# Seite bleibt weiss



## tittli (19. September 2008)

Hallo
Ich hoffe ich bin mit meiner Frage richtig hier, sonst bitte verschieben;-)

Also: Ich habe vor kurzem von Firefox 2.0 auf Firefox 3.0 gewechselt und dabei gleichzeitig noch Adblock Plus installiert. Seitdem habe ich Probleme, gewisse Seiten direkt aufzurufen.

Als Beispiel nehme ich tutorials.de (damit hatte ich noch nie Probleme):

Wenn ich http://www.tutorials.de eintippe, bleibt die Seite weiss. In der Titelzeile des Browsers, wo eigentlich der Name der Seite stehen müsste (also hier tutorials.de etc.) steht dann (Gif-Grafik, 1x1 Pixel). Steuere ich aber ein Unterforum (also zum Beispiel http://www.tutorials.de/forum/news) direkt an, dann erscheint die Seite so wie sie sollte. Klicke ich dann dort auf home, kommt wieder die leere Seite.

Weiss jemand woran das liegen könnte? Ich hab schon verschiedenstes ausprobiert, Adblock deaktiviert, Firewall deaktiviert, KIS deaktiviert etc...genutzt hat nichts...

Vielen Dank im Voraus!
gruss


----------



## airliner (28. September 2008)

schonmal versucht den FF neu zu installieren?


----------



## tittli (29. September 2008)

Hallo
Nein, FF neu installiert hab ich noch nicht...eigentlich weil es mit dem IE und dem Opera auch nicht geht, da wirds kaum daran liegen.
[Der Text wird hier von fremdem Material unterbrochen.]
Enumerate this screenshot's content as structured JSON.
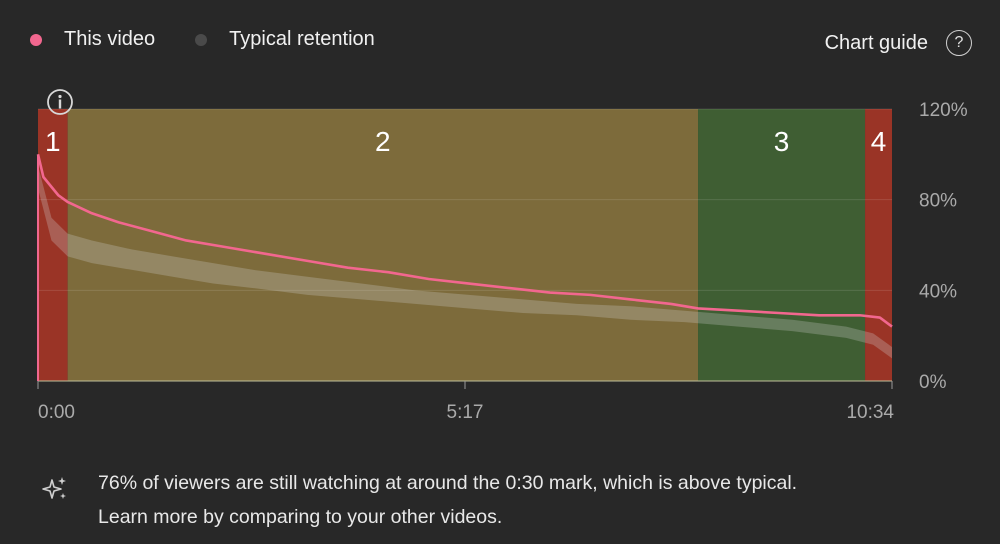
{
  "legend": {
    "this_video": "This video",
    "typical": "Typical retention",
    "this_video_color": "#f2678f",
    "typical_color": "#4a4a4a"
  },
  "chart_guide": {
    "label": "Chart guide",
    "icon": "help-circle-icon"
  },
  "info_icon": "info-circle-icon",
  "insight": {
    "icon": "sparkle-icon",
    "line1": "76% of viewers are still watching at around the 0:30 mark, which is above typical.",
    "line2": "Learn more by comparing to your other videos."
  },
  "chart_data": {
    "type": "line",
    "x_unit": "seconds",
    "xlim": [
      0,
      634
    ],
    "ylim": [
      0,
      120
    ],
    "x_ticks": [
      {
        "value": 0,
        "label": "0:00"
      },
      {
        "value": 317,
        "label": "5:17"
      },
      {
        "value": 634,
        "label": "10:34"
      }
    ],
    "y_ticks": [
      {
        "value": 0,
        "label": "0%"
      },
      {
        "value": 40,
        "label": "40%"
      },
      {
        "value": 80,
        "label": "80%"
      },
      {
        "value": 120,
        "label": "120%"
      }
    ],
    "segments": [
      {
        "label": "1",
        "start": 0,
        "end": 22,
        "color": "#9a3426"
      },
      {
        "label": "2",
        "start": 22,
        "end": 490,
        "color": "#7d6b3b"
      },
      {
        "label": "3",
        "start": 490,
        "end": 614,
        "color": "#3f5e33"
      },
      {
        "label": "4",
        "start": 614,
        "end": 634,
        "color": "#9a3426"
      }
    ],
    "series": [
      {
        "name": "This video",
        "color": "#f2678f",
        "x": [
          0,
          4,
          15,
          22,
          40,
          60,
          85,
          110,
          140,
          170,
          200,
          230,
          260,
          290,
          320,
          350,
          380,
          410,
          440,
          470,
          490,
          520,
          550,
          580,
          610,
          625,
          634
        ],
        "y": [
          100,
          90,
          82,
          79,
          74,
          70,
          66,
          62,
          59,
          56,
          53,
          50,
          48,
          45,
          43,
          41,
          39,
          38,
          36,
          34,
          32,
          31,
          30,
          29,
          29,
          28,
          24
        ]
      },
      {
        "name": "Typical retention",
        "color": "#c8c8c8",
        "x": [
          0,
          10,
          22,
          40,
          70,
          100,
          130,
          160,
          200,
          240,
          280,
          320,
          360,
          400,
          440,
          480,
          520,
          560,
          600,
          620,
          634
        ],
        "y_low": [
          85,
          62,
          55,
          52,
          49,
          46,
          43,
          41,
          38,
          36,
          34,
          32,
          30,
          29,
          27,
          26,
          24,
          22,
          19,
          16,
          10
        ],
        "y_high": [
          95,
          72,
          65,
          62,
          58,
          55,
          52,
          49,
          46,
          43,
          40,
          38,
          36,
          34,
          33,
          31,
          29,
          27,
          24,
          21,
          15
        ]
      }
    ]
  }
}
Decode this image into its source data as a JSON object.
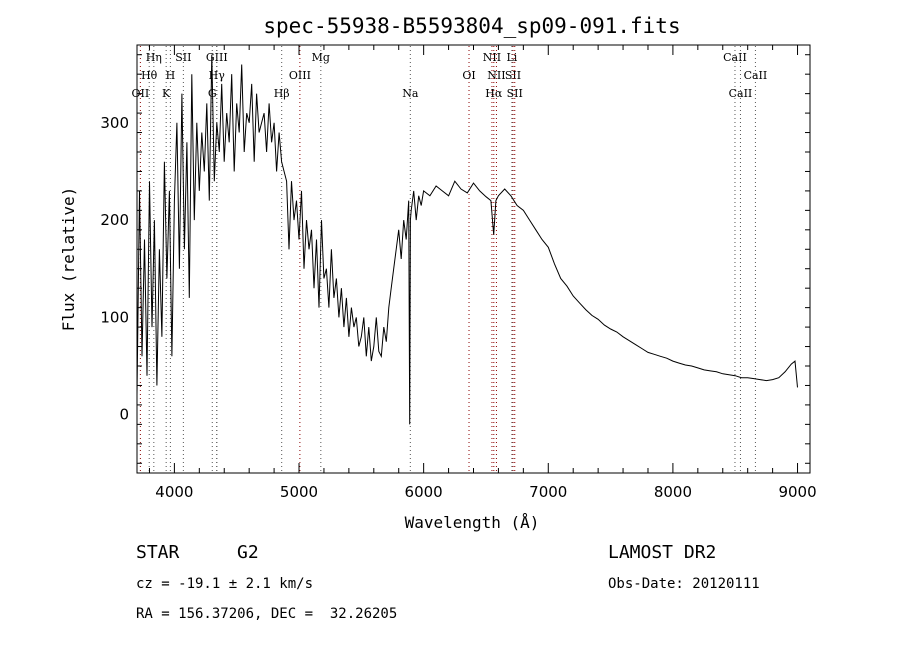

Werde es aber gleich versuchen!

gruss


----------



## airliner (29. September 2008)

Sonst musst mal in den Internetverbindungseinstellungen nachschauen. Unter Start --> Systemsteuerung --> Internetoptionen, ob da Einträge drin sind, die behindern können.
Und bitte auch mal in den Routereinstellungen.


----------